Alternativmedizin

England: Aus für Homöopathie auf Rezept APOTHEKE ADHOC, 09.06.2018 09:06 Uhr

Berlin - Homöopathische Arzneimittel sind in England nicht mehr verschreibungsfähig. Die British Homeopathic Association (BHA) scheiterte vor Gericht mit einer Klage gegen die neuen Leitlinien für Allgemeinmediziner, die der Gesundheitsdienst NHS im November erlassen hat. Homöopathie darf nun nicht mehr auf Rezept abgegeben werden und wird damit zur reinen Selbstzahlerleistung.

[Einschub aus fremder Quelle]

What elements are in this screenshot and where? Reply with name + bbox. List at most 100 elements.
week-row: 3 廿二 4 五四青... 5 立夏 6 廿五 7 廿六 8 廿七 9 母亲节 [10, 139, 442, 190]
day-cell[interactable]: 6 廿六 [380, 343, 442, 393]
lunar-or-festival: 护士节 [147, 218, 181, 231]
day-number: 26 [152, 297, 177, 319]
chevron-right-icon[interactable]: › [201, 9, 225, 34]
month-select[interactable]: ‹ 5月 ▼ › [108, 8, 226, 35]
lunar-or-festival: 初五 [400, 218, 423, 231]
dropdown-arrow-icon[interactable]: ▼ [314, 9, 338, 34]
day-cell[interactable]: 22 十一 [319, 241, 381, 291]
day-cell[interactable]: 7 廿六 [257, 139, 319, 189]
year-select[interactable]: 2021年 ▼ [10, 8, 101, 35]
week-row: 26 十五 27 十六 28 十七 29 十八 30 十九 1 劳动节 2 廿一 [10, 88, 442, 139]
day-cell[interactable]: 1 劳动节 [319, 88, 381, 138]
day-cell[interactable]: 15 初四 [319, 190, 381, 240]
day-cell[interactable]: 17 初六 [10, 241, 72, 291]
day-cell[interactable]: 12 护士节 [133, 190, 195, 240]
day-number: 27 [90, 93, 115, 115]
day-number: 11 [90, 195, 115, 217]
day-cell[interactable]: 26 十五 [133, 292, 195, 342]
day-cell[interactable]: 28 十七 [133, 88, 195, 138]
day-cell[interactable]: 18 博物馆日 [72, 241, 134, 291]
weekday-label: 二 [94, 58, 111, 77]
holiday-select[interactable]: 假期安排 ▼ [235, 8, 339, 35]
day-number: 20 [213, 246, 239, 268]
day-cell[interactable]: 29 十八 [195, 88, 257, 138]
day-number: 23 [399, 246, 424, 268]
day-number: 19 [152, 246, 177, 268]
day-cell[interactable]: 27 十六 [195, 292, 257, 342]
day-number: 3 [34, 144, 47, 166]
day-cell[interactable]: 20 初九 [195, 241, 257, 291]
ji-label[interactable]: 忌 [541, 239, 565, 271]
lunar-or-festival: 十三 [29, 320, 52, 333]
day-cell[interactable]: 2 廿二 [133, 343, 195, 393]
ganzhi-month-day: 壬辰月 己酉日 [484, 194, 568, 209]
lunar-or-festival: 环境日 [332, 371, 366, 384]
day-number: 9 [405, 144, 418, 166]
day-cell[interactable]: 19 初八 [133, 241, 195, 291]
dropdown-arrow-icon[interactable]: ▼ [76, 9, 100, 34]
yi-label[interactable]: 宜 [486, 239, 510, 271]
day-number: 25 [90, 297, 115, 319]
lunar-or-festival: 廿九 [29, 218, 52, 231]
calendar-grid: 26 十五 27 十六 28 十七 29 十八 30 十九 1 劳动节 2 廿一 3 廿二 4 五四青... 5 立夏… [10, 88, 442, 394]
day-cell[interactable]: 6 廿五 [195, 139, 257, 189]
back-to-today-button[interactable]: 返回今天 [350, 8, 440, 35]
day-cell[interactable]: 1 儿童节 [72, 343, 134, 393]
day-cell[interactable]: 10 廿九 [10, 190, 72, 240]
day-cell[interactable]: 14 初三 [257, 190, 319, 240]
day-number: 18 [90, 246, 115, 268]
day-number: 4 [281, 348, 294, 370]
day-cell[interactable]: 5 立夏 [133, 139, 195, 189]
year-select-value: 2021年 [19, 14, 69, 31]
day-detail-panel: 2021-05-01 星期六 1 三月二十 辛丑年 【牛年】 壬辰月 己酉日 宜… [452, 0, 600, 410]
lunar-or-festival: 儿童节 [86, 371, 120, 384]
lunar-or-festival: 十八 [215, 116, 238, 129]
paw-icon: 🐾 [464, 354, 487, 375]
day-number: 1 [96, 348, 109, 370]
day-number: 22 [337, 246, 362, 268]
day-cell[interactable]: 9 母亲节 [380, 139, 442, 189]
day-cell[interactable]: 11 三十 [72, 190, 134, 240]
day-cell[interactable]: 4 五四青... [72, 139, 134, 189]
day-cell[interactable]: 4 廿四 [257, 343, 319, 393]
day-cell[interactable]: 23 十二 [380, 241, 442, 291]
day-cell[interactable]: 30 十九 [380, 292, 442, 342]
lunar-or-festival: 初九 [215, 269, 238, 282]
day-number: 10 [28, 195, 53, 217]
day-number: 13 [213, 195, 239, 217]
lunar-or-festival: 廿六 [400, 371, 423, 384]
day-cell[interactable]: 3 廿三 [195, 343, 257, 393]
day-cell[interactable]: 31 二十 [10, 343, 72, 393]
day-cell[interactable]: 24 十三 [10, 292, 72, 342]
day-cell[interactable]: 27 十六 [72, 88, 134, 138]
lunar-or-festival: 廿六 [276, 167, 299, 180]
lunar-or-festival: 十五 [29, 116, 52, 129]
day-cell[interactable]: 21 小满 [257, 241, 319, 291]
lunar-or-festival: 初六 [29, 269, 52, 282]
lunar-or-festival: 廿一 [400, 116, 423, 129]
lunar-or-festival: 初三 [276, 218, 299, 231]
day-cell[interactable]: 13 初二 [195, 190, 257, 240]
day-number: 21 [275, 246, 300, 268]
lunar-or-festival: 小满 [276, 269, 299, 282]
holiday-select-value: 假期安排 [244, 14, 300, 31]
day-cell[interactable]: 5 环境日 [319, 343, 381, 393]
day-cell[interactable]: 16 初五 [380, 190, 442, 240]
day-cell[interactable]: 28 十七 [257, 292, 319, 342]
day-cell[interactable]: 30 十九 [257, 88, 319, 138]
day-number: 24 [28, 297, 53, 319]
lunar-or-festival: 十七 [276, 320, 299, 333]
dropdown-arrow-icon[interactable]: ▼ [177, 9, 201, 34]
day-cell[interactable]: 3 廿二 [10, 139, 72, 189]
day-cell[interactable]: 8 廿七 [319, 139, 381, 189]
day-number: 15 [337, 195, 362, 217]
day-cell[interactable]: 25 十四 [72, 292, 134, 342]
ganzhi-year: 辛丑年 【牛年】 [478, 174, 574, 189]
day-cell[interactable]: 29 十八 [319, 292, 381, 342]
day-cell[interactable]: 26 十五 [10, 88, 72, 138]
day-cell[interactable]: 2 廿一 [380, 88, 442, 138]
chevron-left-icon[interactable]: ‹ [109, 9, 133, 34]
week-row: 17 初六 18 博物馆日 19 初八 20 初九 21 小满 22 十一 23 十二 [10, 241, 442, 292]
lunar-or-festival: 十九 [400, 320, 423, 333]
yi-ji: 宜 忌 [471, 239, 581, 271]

Im November hatte der chronisch klamme Gesundheitsdienst neue Richtlinien für Allgemeinmediziner veröffentlicht. Ziel waren Einsparungen in Millionenhöhe durch die Streichung von Behandlungen mit geringem Nutzen, fehlender Evidenz oder zu hohen Kosten. Dazu wurde eine „schwarze Liste“ erstellt, auf der sich auch Homöopathika wiederfinden. Ärzte dürfen diese nun nicht mehr verschreiben und sind angehalten, bisherige Folgeverschreibungen nicht mehr zu erneuern, also auslaufen zu lassen.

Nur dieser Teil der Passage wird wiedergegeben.